The fiction begins with "In the Broken City" by Ben Peek -+- Jeremy lives in the Broken City, a place where many broken people live. He had a perfectly normal leg removed and now feels better. He meets a nurse named Lila and they begin a relationship. But he finds out that no one else can see her and she can see no one else but him. Why? Jeremy does find out in this sad story about the broken.

"The Birth of the Atomic Age" by Rachel Marston -+- An settling look at what happens to a desert community near to where the atomic bomb is tested, perhaps meant to apply to our own time.

"Psychopomp" by Ramsey Shehadeh -+- Asgoroth is a psychpomp, formerly of Hell, who, after a failed revolt against Beelzebub, was taken in by an individual named Janikowski. Who or what Janikowski is is not clear but he is in competition with Beelzebub for claiming souls. Whatever Janikowski is, he is not nice and sends Asgoroth out to get the souls of two of his agents whom he had failed to retrieve after a massacre, Asgoroth is especially taken by one of them, a woman named Genevieve and acts accordingly. Interesting story, but I am still a bit unclear about the cosmology of the situation.

"Introduction: The Story of Anne Walden" by Christine Schirr -+- This is the story of the woman in the title and her psychiatrist, Dr. Kitty Bell. Dr. Bell is writing letter to her husband who has gone to the Philippines and will eventually abandon her. Anne Walden is woman who is descending into madness. Both are effectively portrayed i this story with a very light genre touch.

"Anuta Fragment's Private Eyes" by Ben Godby - Anuta Fragment is a very wide woman with very limited intelligence. She likes her job, being Head Cleaner for Next-Gen-Corp-Industries. The company she works for uses a huge machine she calls Boethius to wax and buff the floors of the office. But the President-Ceo, Mr. Tanner has other clean-up jobs for her, and she's pretty good at that, too. This was not supernatural but it was an excellent chiller.

"Unclaimed" by Annalee Newitz -+- Leslie Tom is a private eye looking for someone who wrote under the name J.J. Coal more than fifty years ago. Coal's Scorpion Diaries series, published between 1997 and 2004 have become immensely popular and were licensed, on behalf of the unknown author to become a multi-media empire. Tom connects J.J. Coal to a scientist named Justine Jacobsen-Coal and sets out to find her. What happens when she does make for a spectacular climax.

"Fragments from the Notes of Dead Mycologist" by Jeff VanderMeer -+- This is a series of brief notes written by (one assumes) a biologist studying fungi in a graveyard. His thoughts get stranger and more unsettling until the inevitable conclusion.

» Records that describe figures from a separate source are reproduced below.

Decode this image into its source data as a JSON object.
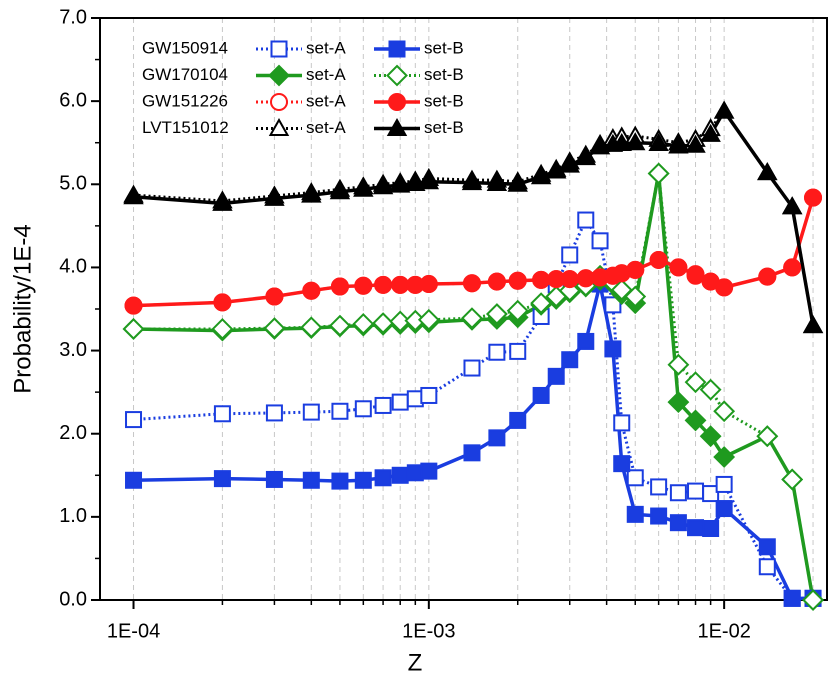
{
  "chart_data": {
    "type": "line",
    "xlabel": "Z",
    "ylabel": "Probability/1E-4",
    "log_x": true,
    "grid_x_minor": true,
    "xlim": [
      7.7e-05,
      0.0223
    ],
    "ylim": [
      0,
      7
    ],
    "xticks": [
      {
        "value": 0.0001,
        "label": "1E-04"
      },
      {
        "value": 0.001,
        "label": "1E-03"
      },
      {
        "value": 0.01,
        "label": "1E-02"
      }
    ],
    "xminorticks": [
      0.0002,
      0.0003,
      0.0004,
      0.0005,
      0.0006,
      0.0007,
      0.0008,
      0.0009,
      0.002,
      0.003,
      0.004,
      0.005,
      0.006,
      0.007,
      0.008,
      0.009,
      0.02
    ],
    "yticks": [
      {
        "value": 0,
        "label": "0.0"
      },
      {
        "value": 1,
        "label": "1.0"
      },
      {
        "value": 2,
        "label": "2.0"
      },
      {
        "value": 3,
        "label": "3.0"
      },
      {
        "value": 4,
        "label": "4.0"
      },
      {
        "value": 5,
        "label": "5.0"
      },
      {
        "value": 6,
        "label": "6.0"
      },
      {
        "value": 7,
        "label": "7.0"
      }
    ],
    "yminorticks": [
      0.5,
      1.5,
      2.5,
      3.5,
      4.5,
      5.5,
      6.5
    ],
    "groups": [
      "GW150914",
      "GW170104",
      "GW151226",
      "LVT151012"
    ],
    "x": [
      0.0001,
      0.0002,
      0.0003,
      0.0004,
      0.0005,
      0.0006,
      0.0007,
      0.0008,
      0.0009,
      0.001,
      0.0014,
      0.0017,
      0.002,
      0.0024,
      0.0027,
      0.003,
      0.0034,
      0.0038,
      0.0042,
      0.0045,
      0.005,
      0.006,
      0.007,
      0.008,
      0.009,
      0.01,
      0.014,
      0.017,
      0.02
    ],
    "series": [
      {
        "name": "set-A",
        "color": "#1a3de0",
        "marker": "square",
        "filled": false,
        "dotted": true,
        "values": [
          2.17,
          2.24,
          2.25,
          2.26,
          2.27,
          2.3,
          2.34,
          2.38,
          2.42,
          2.46,
          2.79,
          2.98,
          2.99,
          3.41,
          3.79,
          4.15,
          4.57,
          4.32,
          3.55,
          2.13,
          1.47,
          1.36,
          1.29,
          1.31,
          1.28,
          1.39,
          0.4,
          0.02,
          0.02
        ]
      },
      {
        "name": "set-B",
        "color": "#1a3de0",
        "marker": "square",
        "filled": true,
        "dotted": false,
        "values": [
          1.44,
          1.46,
          1.45,
          1.44,
          1.43,
          1.44,
          1.47,
          1.5,
          1.53,
          1.55,
          1.77,
          1.95,
          2.16,
          2.46,
          2.69,
          2.89,
          3.11,
          3.8,
          3.02,
          1.64,
          1.03,
          1.01,
          0.93,
          0.87,
          0.86,
          1.1,
          0.64,
          0.02,
          0.02
        ]
      },
      {
        "name": "set-A",
        "color": "#1f9a1f",
        "marker": "diamond",
        "filled": true,
        "dotted": false,
        "values": [
          3.26,
          3.24,
          3.26,
          3.27,
          3.29,
          3.3,
          3.31,
          3.32,
          3.33,
          3.34,
          3.37,
          3.38,
          3.4,
          3.55,
          3.62,
          3.7,
          3.77,
          3.85,
          3.8,
          3.68,
          3.57,
          5.13,
          2.38,
          2.16,
          1.97,
          1.72,
          1.97,
          1.45,
          0.0
        ]
      },
      {
        "name": "set-B",
        "color": "#1f9a1f",
        "marker": "diamond",
        "filled": false,
        "dotted": true,
        "values": [
          3.26,
          3.26,
          3.27,
          3.28,
          3.3,
          3.32,
          3.33,
          3.35,
          3.36,
          3.37,
          3.39,
          3.44,
          3.48,
          3.57,
          3.65,
          3.72,
          3.78,
          3.9,
          3.82,
          3.73,
          3.65,
          5.13,
          2.83,
          2.62,
          2.53,
          2.27,
          1.97,
          1.45,
          0.0
        ]
      },
      {
        "name": "set-A",
        "color": "#ff1a1a",
        "marker": "circle",
        "filled": false,
        "dotted": true,
        "values": [
          3.54,
          3.58,
          3.65,
          3.72,
          3.77,
          3.78,
          3.79,
          3.79,
          3.79,
          3.8,
          3.81,
          3.83,
          3.84,
          3.85,
          3.86,
          3.86,
          3.87,
          3.88,
          3.9,
          3.93,
          3.97,
          4.09,
          4.0,
          3.9,
          3.83,
          3.76,
          3.89,
          4.0,
          4.84
        ]
      },
      {
        "name": "set-B",
        "color": "#ff1a1a",
        "marker": "circle",
        "filled": true,
        "dotted": false,
        "values": [
          3.54,
          3.58,
          3.65,
          3.72,
          3.77,
          3.78,
          3.79,
          3.79,
          3.79,
          3.8,
          3.81,
          3.83,
          3.84,
          3.85,
          3.86,
          3.86,
          3.87,
          3.88,
          3.9,
          3.93,
          3.97,
          4.09,
          4.0,
          3.92,
          3.83,
          3.76,
          3.89,
          4.0,
          4.84
        ]
      },
      {
        "name": "set-A",
        "color": "#000000",
        "marker": "triangle",
        "filled": false,
        "dotted": true,
        "values": [
          4.87,
          4.8,
          4.86,
          4.9,
          4.94,
          4.97,
          5.0,
          5.02,
          5.04,
          5.07,
          5.05,
          5.05,
          5.03,
          5.12,
          5.18,
          5.27,
          5.35,
          5.48,
          5.55,
          5.57,
          5.58,
          5.54,
          5.5,
          5.54,
          5.67,
          5.88,
          5.14,
          4.73,
          3.3
        ]
      },
      {
        "name": "set-B",
        "color": "#000000",
        "marker": "triangle",
        "filled": true,
        "dotted": false,
        "values": [
          4.85,
          4.77,
          4.83,
          4.87,
          4.91,
          4.94,
          4.97,
          4.99,
          5.01,
          5.03,
          5.02,
          5.01,
          5.0,
          5.09,
          5.16,
          5.23,
          5.32,
          5.45,
          5.48,
          5.49,
          5.5,
          5.49,
          5.46,
          5.47,
          5.6,
          5.88,
          5.14,
          4.73,
          3.3
        ]
      }
    ]
  }
}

The issue concludes with "The Street of the Green Elephant" by Dustin Monk -+- Our narrator is Auw, who lives in the Shining City where her father sells tea for tea-dreaming on the back of Miss Pthik-da's Baubles shop. Tea-dreaming is illegal as it is part of the magic of the Pbenyo people, suppressed by the ruling Sotiriraj, who believe in science. Auw's mother who died of plague was Pbenyo and her father is Sitiriraj which makes her a half-breed, something people can see. The Pbenyo are growing stronger and fighting against the anti-magic laws and the death tax, heavy fees levied when a Pbenyo dies. Things come to a breaking point as the Pbenyo revolt and disaster comes to the Shining City. This was a fine fantasy that told us all we needed to know to enjoy it in just 20 pages.